Unfortunately, most of us suffer from some form of fear.
At some point in life, and in one form or another, we’ve all felt the uncomfortable lingering presence of fear. It could have masked itself as doubt, hesitation, paralyzing indecisiveness, anxiety, melancholy, anger or the reason you’ve ignored your authentic desires for so long. Whatever the situation may have been, chances are you felt that fear was in total control and all you could muster up were more methods of avoidance to forego dealing with the fear.
When fear is present, as in dominating your choices and inhibiting your actions, it feels like it will never leave. It feels unyielding and relentless; as if it’s something you’d like to stay away from.
The problem is while you hover in this state of avoidance and quiet panic, movement toward change and personal growth remain at a standstill. Of course, we can recognize that to some degree it’s normal to want to avoid that which scares us. There are certainly times when a bit of anxiety are constructive and by all means appropriate.
However, this does not include the fear that prevents you from going after the things you want most in life. At this stage, “there’s a ongoing struggle between desiring growth versus clinging to security.” Growth (change) can be uncomfortable, unknown and awkward, while security can be…security.
Taking a position to avoid the uncertain change that life continues to provide and operate solely from a place of wanting security, would mean that the opportunity you have been presented to develop courage has been denied.

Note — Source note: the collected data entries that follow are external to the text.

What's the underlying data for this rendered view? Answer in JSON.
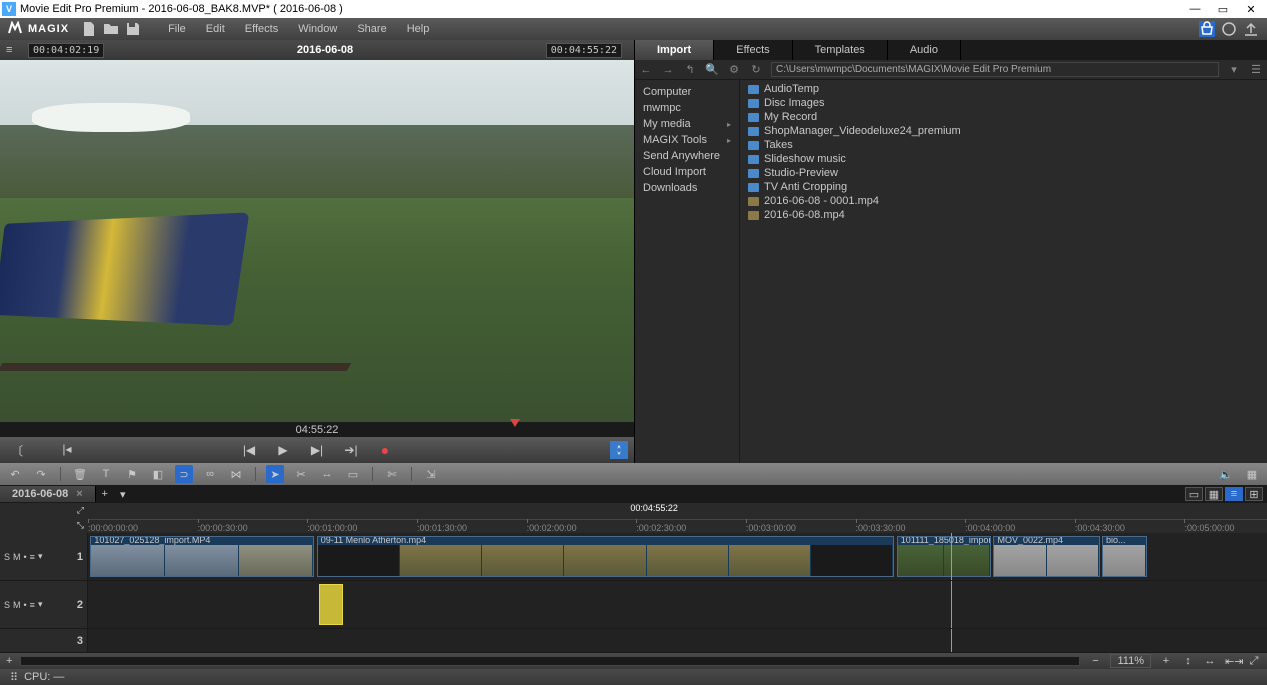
{
  "window": {
    "title": "Movie Edit Pro Premium - 2016-06-08_BAK8.MVP* ( 2016-06-08 )"
  },
  "brand": "MAGIX",
  "menu": [
    "File",
    "Edit",
    "Effects",
    "Window",
    "Share",
    "Help"
  ],
  "preview": {
    "tc_in": "00:04:02:19",
    "title": "2016-06-08",
    "tc_out": "00:04:55:22",
    "scrub_tc": "04:55:22"
  },
  "media_tabs": [
    "Import",
    "Effects",
    "Templates",
    "Audio"
  ],
  "media_tab_active": 0,
  "media_path": "C:\\Users\\mwmpc\\Documents\\MAGIX\\Movie Edit Pro Premium",
  "tree": [
    {
      "label": "Computer",
      "expand": false
    },
    {
      "label": "mwmpc",
      "expand": false
    },
    {
      "label": "My media",
      "expand": true
    },
    {
      "label": "MAGIX Tools",
      "expand": true
    },
    {
      "label": "Send Anywhere",
      "expand": false
    },
    {
      "label": "Cloud Import",
      "expand": false
    },
    {
      "label": "Downloads",
      "expand": false
    }
  ],
  "files": [
    {
      "label": "AudioTemp",
      "t": "folder"
    },
    {
      "label": "Disc Images",
      "t": "folder"
    },
    {
      "label": "My Record",
      "t": "folder"
    },
    {
      "label": "ShopManager_Videodeluxe24_premium",
      "t": "folder"
    },
    {
      "label": "Takes",
      "t": "folder"
    },
    {
      "label": "Slideshow music",
      "t": "folder"
    },
    {
      "label": "Studio-Preview",
      "t": "folder"
    },
    {
      "label": "TV Anti Cropping",
      "t": "folder"
    },
    {
      "label": "2016-06-08 - 0001.mp4",
      "t": "vid"
    },
    {
      "label": "2016-06-08.mp4",
      "t": "vid"
    }
  ],
  "project_tab": "2016-06-08",
  "ruler": {
    "playhead_tc": "00:04:55:22",
    "ticks": [
      {
        "l": ":00:00:00:00",
        "p": 0
      },
      {
        "l": ":00:00:30:00",
        "p": 9.3
      },
      {
        "l": ":00:01:00:00",
        "p": 18.6
      },
      {
        "l": ":00:01:30:00",
        "p": 27.9
      },
      {
        "l": ":00:02:00:00",
        "p": 37.2
      },
      {
        "l": ":00:02:30:00",
        "p": 46.5
      },
      {
        "l": ":00:03:00:00",
        "p": 55.8
      },
      {
        "l": ":00:03:30:00",
        "p": 65.1
      },
      {
        "l": ":00:04:00:00",
        "p": 74.4
      },
      {
        "l": ":00:04:30:00",
        "p": 83.7
      },
      {
        "l": ":00:05:00:00",
        "p": 93.0
      }
    ]
  },
  "playhead_pos": 73.2,
  "tracks": {
    "t1": {
      "label": "1",
      "clips": [
        {
          "name": "101027_025128_import.MP4",
          "l": 0.2,
          "w": 19,
          "th": [
            "t1",
            "t1",
            "t2"
          ]
        },
        {
          "name": "09-11 Menlo Atherton.mp4",
          "l": 19.4,
          "w": 49,
          "th": [
            "t3",
            "t4",
            "t4",
            "t4",
            "t4",
            "t4",
            "t3"
          ]
        },
        {
          "name": "101111_185018_impor...",
          "l": 68.6,
          "w": 8,
          "th": [
            "t5",
            "t5"
          ]
        },
        {
          "name": "MOV_0022.mp4",
          "l": 76.8,
          "w": 9,
          "th": [
            "t6",
            "t6"
          ]
        },
        {
          "name": "bio...",
          "l": 86,
          "w": 3.8,
          "th": [
            "t6"
          ]
        }
      ]
    },
    "t2": {
      "label": "2",
      "audio": {
        "l": 19.6,
        "w": 2.0
      }
    },
    "t3": {
      "label": "3"
    }
  },
  "track_buttons": [
    "S",
    "M",
    "•",
    "≡",
    "▾"
  ],
  "zoom": "111%",
  "status": {
    "cpu": "CPU: —"
  }
}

“The more courageous you are, the more likely you are to act on your fears.Take a study on arachnophobia – a very specific and common fear. To assess courage and better understand how it relates to fear and anxiety, researchers tested a sample of 32 participants, each afraid of spiders. They were shown a display of 4 taxidermied tarantulas and “asked to move their hand as close to the spiders as they felt comfortable”. Scores on a measure of courage were linked to the distance people kept their hands from the spiders. Those with higher levels of courage moved their hands closest, while those who ranked lowest were most avoidant of the spiders. In essence, courage is a willingness to approach fear rather than avoid it. Thrivers are courageous; they’re aware of their fears, and they know how to use them to catalyze personal growth.”
Courage is about living authentically, feeling the fear and doing it anyways.
As we move through this life, we are continuously given opportunities to choose. At this juncture of choice and when you are provided with your next opportunity to choose fear, or growth, remember, “fear can be a good thing.
It grants us opportunities to grow, to challenge ourselves in unexpected ways and to develop the courage to endure uncomfortable situations. It helps us to become more flexible and more resilient. But to derive the benefits of fear, we need to cultivate courage.”